Se considera que el “Diario de Ana Frank” tiene cuatro versiones principales. La original, sin cortes; la revisada por Ana, tras haber escuchado por la radio, el 29 de marzo de 1944, que Gerrit Bolkestein, un miembro del gobierno holandés en el exilio, tenía la intención de convertir cartas y diarios en documentos históricos (Ana decidió reescribir sus textos desde otra perspectiva e incluso convertirlos en novela); la del libro que Otto publicó el 25 de junio de 1947 -con tirada de 3.036 ejemplares-, omitiendo ciertos pasajes sobre la sexualidad de la adolescente y detalles de las disputas y enconos familiares; y la versión revisada, ampliada y organizada por el escritor alemán Mirjam Pressler, con los pasajes suprimidos por el padre de Ana.
En los Estados Unidos, el diario escrito entre el 12 de junio de 1942 y el 1 de agosto de 1944, fue rechazado por quince grandes editores hasta su publicación en 1952. Alfred A. Knopf justificó su bajada de pulgar a la edición diciendo que se trataba apenas del monótono registro de disputas familiares típicas, trivialidades y emociones de adolescentes: su voracidad comercial y, tal vez, la cercanía temporal de los hechos no le permitían evaluar el valor histórico. El ensayista francés Robert Faurisson publicó un libro titulado “El diario de Ana Frank: ¿es auténtico?”. Uf. Y eso que nos limitamos a mencionar a gente nacida en los países triunfadores en la Segunda Guerra. Sin embargo, el “Diario de Ana Frank”, admirado por figuras notables como Nelson Mandela y el escritor Philip Roth, fue un éxito en todo el mundo.
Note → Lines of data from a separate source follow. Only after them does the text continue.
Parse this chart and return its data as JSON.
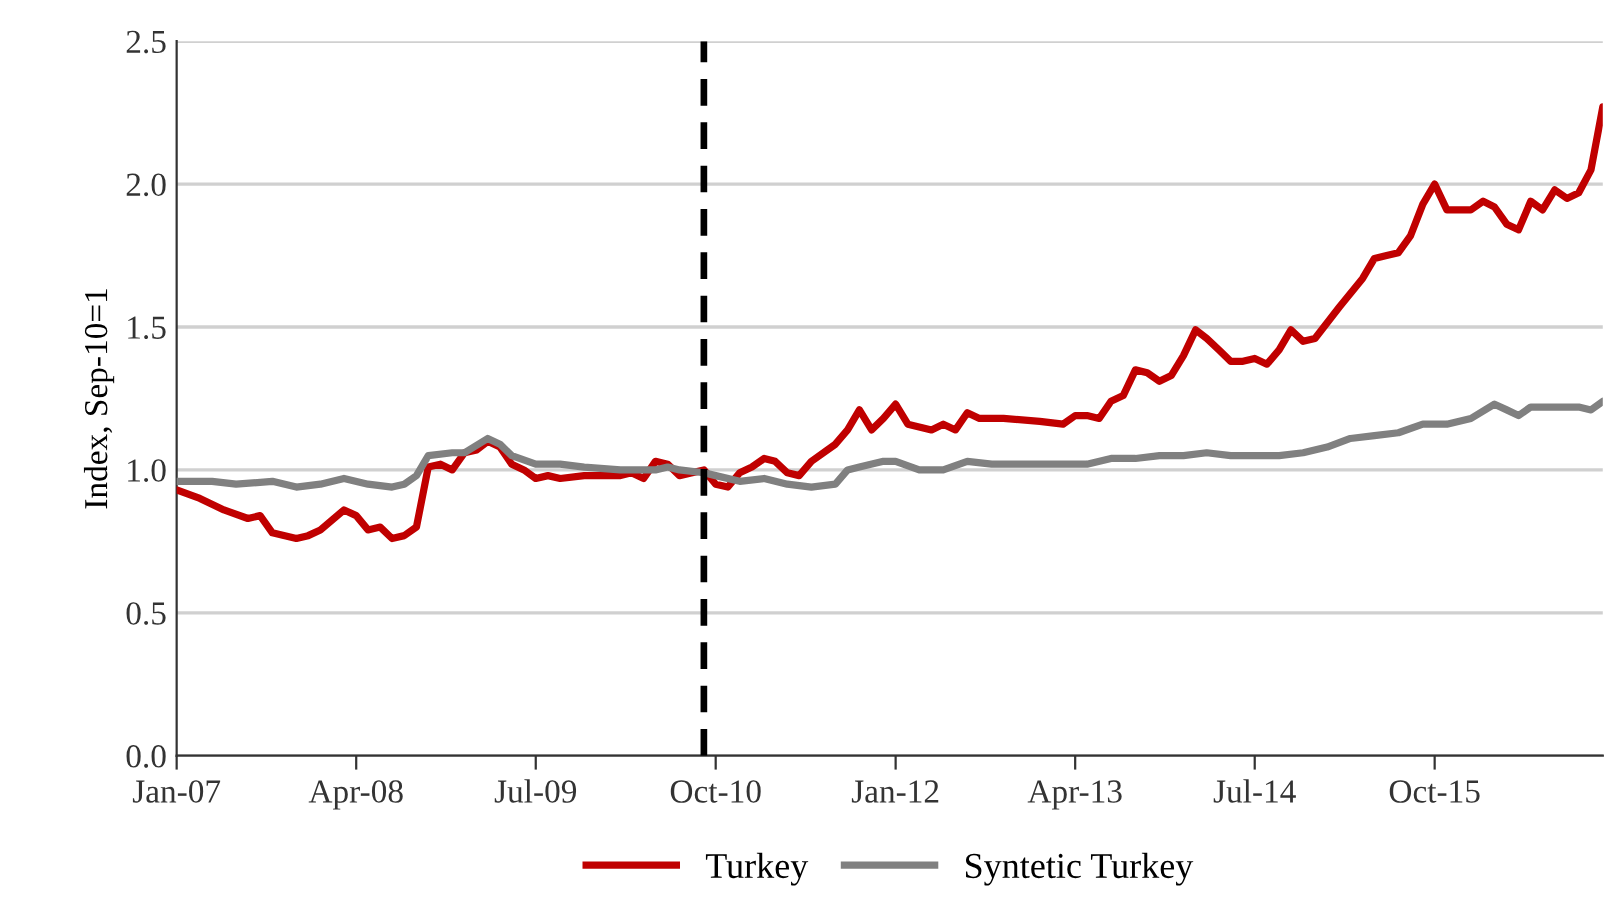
{
  "chart_data": {
    "type": "line",
    "ylabel": "Index, Sep-10=1",
    "xlim": [
      "2007-01",
      "2016-12"
    ],
    "ylim": [
      0,
      2.5
    ],
    "xticks": [
      {
        "value": "2007-01",
        "label": "Jan-07"
      },
      {
        "value": "2008-04",
        "label": "Apr-08"
      },
      {
        "value": "2009-07",
        "label": "Jul-09"
      },
      {
        "value": "2010-10",
        "label": "Oct-10"
      },
      {
        "value": "2012-01",
        "label": "Jan-12"
      },
      {
        "value": "2013-04",
        "label": "Apr-13"
      },
      {
        "value": "2014-07",
        "label": "Jul-14"
      },
      {
        "value": "2015-10",
        "label": "Oct-15"
      }
    ],
    "yticks": [
      {
        "value": 0,
        "label": "0.0"
      },
      {
        "value": 0.5,
        "label": "0.5"
      },
      {
        "value": 1,
        "label": "1.0"
      },
      {
        "value": 1.5,
        "label": "1.5"
      },
      {
        "value": 2,
        "label": "2.0"
      },
      {
        "value": 2.5,
        "label": "2.5"
      }
    ],
    "grid": "y",
    "legend": "bottom",
    "marker": "none",
    "line_style": "solid",
    "ref_lines": [
      {
        "axis": "x",
        "value": "2010-09",
        "label": null,
        "color": "#000000",
        "line_style": "dashed"
      }
    ],
    "series": [
      {
        "name": "Turkey",
        "color": "#c00000",
        "x": [
          "2007-01",
          "2007-03",
          "2007-05",
          "2007-07",
          "2007-08",
          "2007-09",
          "2007-11",
          "2007-12",
          "2008-01",
          "2008-03",
          "2008-04",
          "2008-05",
          "2008-06",
          "2008-07",
          "2008-08",
          "2008-09",
          "2008-10",
          "2008-11",
          "2008-12",
          "2009-01",
          "2009-02",
          "2009-03",
          "2009-04",
          "2009-05",
          "2009-06",
          "2009-07",
          "2009-08",
          "2009-09",
          "2009-11",
          "2010-02",
          "2010-03",
          "2010-04",
          "2010-05",
          "2010-06",
          "2010-07",
          "2010-09",
          "2010-10",
          "2010-11",
          "2010-12",
          "2011-01",
          "2011-02",
          "2011-03",
          "2011-04",
          "2011-05",
          "2011-06",
          "2011-08",
          "2011-09",
          "2011-10",
          "2011-11",
          "2011-12",
          "2012-01",
          "2012-02",
          "2012-04",
          "2012-05",
          "2012-06",
          "2012-07",
          "2012-08",
          "2012-10",
          "2013-01",
          "2013-03",
          "2013-04",
          "2013-05",
          "2013-06",
          "2013-07",
          "2013-08",
          "2013-09",
          "2013-10",
          "2013-11",
          "2013-12",
          "2014-01",
          "2014-02",
          "2014-03",
          "2014-04",
          "2014-05",
          "2014-06",
          "2014-07",
          "2014-08",
          "2014-09",
          "2014-10",
          "2014-11",
          "2014-12",
          "2015-02",
          "2015-04",
          "2015-05",
          "2015-06",
          "2015-07",
          "2015-08",
          "2015-09",
          "2015-10",
          "2015-11",
          "2015-12",
          "2016-01",
          "2016-02",
          "2016-03",
          "2016-04",
          "2016-05",
          "2016-06",
          "2016-07",
          "2016-08",
          "2016-09",
          "2016-10",
          "2016-11",
          "2016-12"
        ],
        "values": [
          0.93,
          0.9,
          0.86,
          0.83,
          0.84,
          0.78,
          0.76,
          0.77,
          0.79,
          0.86,
          0.84,
          0.79,
          0.8,
          0.76,
          0.77,
          0.8,
          1.01,
          1.02,
          1.0,
          1.06,
          1.07,
          1.1,
          1.08,
          1.02,
          1.0,
          0.97,
          0.98,
          0.97,
          0.98,
          0.98,
          0.99,
          0.97,
          1.03,
          1.02,
          0.98,
          1.0,
          0.95,
          0.94,
          0.99,
          1.01,
          1.04,
          1.03,
          0.99,
          0.98,
          1.03,
          1.09,
          1.14,
          1.21,
          1.14,
          1.18,
          1.23,
          1.16,
          1.14,
          1.16,
          1.14,
          1.2,
          1.18,
          1.18,
          1.17,
          1.16,
          1.19,
          1.19,
          1.18,
          1.24,
          1.26,
          1.35,
          1.34,
          1.31,
          1.33,
          1.4,
          1.49,
          1.46,
          1.42,
          1.38,
          1.38,
          1.39,
          1.37,
          1.42,
          1.49,
          1.45,
          1.46,
          1.57,
          1.67,
          1.74,
          1.75,
          1.76,
          1.82,
          1.93,
          2.0,
          1.91,
          1.91,
          1.91,
          1.94,
          1.92,
          1.86,
          1.84,
          1.94,
          1.91,
          1.98,
          1.95,
          1.97,
          2.05,
          2.27
        ]
      },
      {
        "name": "Syntetic Turkey",
        "color": "#808080",
        "x": [
          "2007-01",
          "2007-04",
          "2007-06",
          "2007-09",
          "2007-11",
          "2008-01",
          "2008-03",
          "2008-05",
          "2008-07",
          "2008-08",
          "2008-09",
          "2008-10",
          "2008-12",
          "2009-01",
          "2009-03",
          "2009-04",
          "2009-05",
          "2009-07",
          "2009-09",
          "2009-11",
          "2010-02",
          "2010-05",
          "2010-06",
          "2010-07",
          "2010-09",
          "2010-10",
          "2010-12",
          "2011-02",
          "2011-04",
          "2011-06",
          "2011-08",
          "2011-09",
          "2011-10",
          "2011-12",
          "2012-01",
          "2012-03",
          "2012-05",
          "2012-07",
          "2012-09",
          "2012-12",
          "2013-03",
          "2013-05",
          "2013-07",
          "2013-09",
          "2013-11",
          "2014-01",
          "2014-03",
          "2014-05",
          "2014-07",
          "2014-09",
          "2014-11",
          "2015-01",
          "2015-03",
          "2015-05",
          "2015-07",
          "2015-09",
          "2015-10",
          "2015-11",
          "2016-01",
          "2016-03",
          "2016-04",
          "2016-05",
          "2016-06",
          "2016-08",
          "2016-10",
          "2016-11",
          "2016-12"
        ],
        "values": [
          0.96,
          0.96,
          0.95,
          0.96,
          0.94,
          0.95,
          0.97,
          0.95,
          0.94,
          0.95,
          0.98,
          1.05,
          1.06,
          1.06,
          1.11,
          1.09,
          1.05,
          1.02,
          1.02,
          1.01,
          1.0,
          1.0,
          1.01,
          1.0,
          0.99,
          0.98,
          0.96,
          0.97,
          0.95,
          0.94,
          0.95,
          1.0,
          1.01,
          1.03,
          1.03,
          1.0,
          1.0,
          1.03,
          1.02,
          1.02,
          1.02,
          1.02,
          1.04,
          1.04,
          1.05,
          1.05,
          1.06,
          1.05,
          1.05,
          1.05,
          1.06,
          1.08,
          1.11,
          1.12,
          1.13,
          1.16,
          1.16,
          1.16,
          1.18,
          1.23,
          1.21,
          1.19,
          1.22,
          1.22,
          1.22,
          1.21,
          1.24
        ]
      }
    ]
  }
}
Y en los Estados Unidos se mantuvo en la lista de los más vendidos durante 20 semanas y fue también best seller.
La esquiva verdad
En 1958, para refutar a los negacionistas que sostenían que el “Diario de Ana Frank” era falso, Simon Wiesenthal, investigador y cazador de nazis, comenzó la búsqueda del hombre que la había detenido. El nombre de Silberbauer había sonado en 1948, cuando se buscó la pista de las detenciones de agosto de 1944. Wiesenthal dio con Silberbauer en octubre de 1963, quien admitió que había detenido a Ana Frank, aunque dijo no recordar quién había hecho la denuncia. Segun él, sus superiores le habían indicado que la información provenía de una fuente fiable. Julius Dettmann, el hombre que había manejado los datos, se había suicidado después de la guerra. Silberbauer, considerado apenas un esbirro de los nazis, murió en 1972. Esa línea de investigación quedaba clausurada.
Apenas terminada la Segunda Guerra, Otto Frank intentó averiguar quién había sido el delator. Desde entonces hasta hoy, se sucedieron hipótesis sobre supuestos traidores, pero ninguna quedó demostrada. Una mujer de la empresa de los Frank, Van Maaren, el empleado que había recibido a Silberbauer en Prinsengracht 263, y otras personas, como Tonny Ahlers, Lena Hartog y Ansvan Dijk, fueron sospechadas de delación, pero sin pruebas concretas. La supuesta traición a Ana Frank y su familia, la que condujo a la trágica mañana del 4 de agosto de 1944, sigue siendo materia de debates, especulaciones y misterios. El valor histórico del “Diario de Ana Frank”, en cambio, está fuera de debate y aumenta con el correr del tiempo.